La pensée de l'art brut
Julien vit dans le Vaucluse. D'origine arlésienne, les vestiges de l'Empire Romain ont eu une aura particulière dans la construction mentale de l'artiste. Les voyages et les rencontres génèrent en lui l'envie de se réaliser. En 2001, l'explosion des deux tours et le décès d'un proche déclenchent dans son esprit la nécessité de parler autrement. Alors, ses mains répandent le langage qui le caractérise.

Il s’imprègne de tout ce qu'il vit
De ses itinéraires, il extrait l’ingénieux recyclage dont font preuve les Sénégalais. Au Maroc, le martelage du cuivre ou du laiton évoque en lui son passé de musicien.
Les événements tragiques, engendrés par les civilisations, bouleversent Julien. Il extirpe l'amoncellement d'informations qui le submerge, ses figurations restituent aux regards des autres l'émotion brute d'une réalité tortueuse.
Barils et bidons
Julien incorpore une multitude de symboles dans ses productions ; la récupération de bidons ayant acheminé le sang des entrailles de la Terre jusqu'à notre société de consommation n'est pas un hasard.
Le physique de l'artiste est mis à rude épreuve. Un combat avec la tôle prend place. Des coups de marteau sont assénés. Un corps à corps qui tord et fait plier la matière.
Première installation : les 12 Chinois
En 2008, Julien sculpte un Chinois par mois ; petit homme trapu au corps jaune et à la tête rouge. Une installation composée de douze statuettes qui accentuent la perception de profusion. Peut-être veut-il attirer notre attention sur la répression de la Chine au Tibet et l'autocratie d'un pouvoir imposant la pensée unique. Pourtant, chaque pièce est singulière, l'allégorie de l'émergence d'un peuple. Chacun peut entrevoir sa propre imagination dans ces œuvres. Le succès oblige Julien à réaliser des séries en Bronze. (Une série comprend douze reproductions numérotées de 1 à 12 pour une seule pièce).
Le Bronze
Cet alliage fascine Julien depuis son enfance. L'intervention du cuivre et de l'étain permet d'exposer en plusieurs lieux et de conserver l'original. Pour un sculpteur, c'est souvent l'ultime étape vers l’immortalité.
Les années faisant, le travail de Julien évolue.

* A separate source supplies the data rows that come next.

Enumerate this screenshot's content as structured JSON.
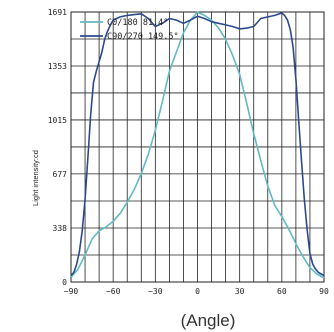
{
  "chart_data": {
    "type": "line",
    "ylabel": "Light intensity:cd",
    "xlabel": "(Angle)",
    "xlim": [
      -90,
      90
    ],
    "ylim": [
      0,
      1691
    ],
    "xticks": [
      -90,
      -60,
      -30,
      0,
      30,
      60,
      90
    ],
    "yticks": [
      0,
      338,
      677,
      1015,
      1353,
      1691
    ],
    "grid": true,
    "legend_position": "top-left",
    "series": [
      {
        "name": "C0/180 81.4°",
        "color": "#63b9c4",
        "x": [
          -90,
          -85,
          -80,
          -75,
          -70,
          -65,
          -60,
          -55,
          -50,
          -45,
          -40,
          -35,
          -30,
          -25,
          -20,
          -15,
          -10,
          -5,
          0,
          5,
          10,
          15,
          20,
          25,
          30,
          35,
          40,
          45,
          50,
          55,
          60,
          65,
          70,
          75,
          80,
          85,
          90
        ],
        "y": [
          30,
          80,
          170,
          270,
          320,
          345,
          380,
          430,
          500,
          580,
          680,
          800,
          950,
          1130,
          1320,
          1440,
          1560,
          1640,
          1690,
          1670,
          1640,
          1590,
          1520,
          1420,
          1300,
          1120,
          930,
          760,
          600,
          480,
          410,
          330,
          240,
          160,
          90,
          50,
          25
        ]
      },
      {
        "name": "C90/270 149.5°",
        "color": "#2b4a8e",
        "x": [
          -90,
          -88,
          -86,
          -84,
          -82,
          -80,
          -78,
          -76,
          -74,
          -72,
          -70,
          -68,
          -66,
          -64,
          -62,
          -60,
          -55,
          -50,
          -45,
          -40,
          -35,
          -30,
          -25,
          -20,
          -15,
          -10,
          -5,
          0,
          5,
          10,
          15,
          20,
          25,
          30,
          35,
          40,
          45,
          50,
          55,
          60,
          62,
          64,
          66,
          68,
          70,
          72,
          74,
          76,
          78,
          80,
          82,
          84,
          86,
          88,
          90
        ],
        "y": [
          40,
          60,
          110,
          190,
          320,
          520,
          780,
          1050,
          1250,
          1320,
          1380,
          1440,
          1520,
          1570,
          1610,
          1640,
          1660,
          1670,
          1675,
          1680,
          1650,
          1600,
          1620,
          1650,
          1640,
          1620,
          1640,
          1665,
          1650,
          1630,
          1620,
          1610,
          1600,
          1585,
          1590,
          1600,
          1650,
          1660,
          1670,
          1685,
          1670,
          1640,
          1580,
          1470,
          1270,
          1010,
          760,
          520,
          330,
          180,
          110,
          80,
          60,
          50,
          40
        ]
      }
    ]
  }
}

Il s’efforce d'aller à l’essentiel, épurer, estomper les éléments de représentation, tout en gardant l'indispensable.
Dans les sculptures « Latitudes » ou « Vague à l'âme », on distingue une embarcation rudimentaire qui évoque les drames de l'immigration et les tragédies de Lampedusa.
Une disqueuse dans la tête et un chalumeau à la main, Julien délivre l'occident des archétypes, la liberté semble être le seul compromis qu'il accepte.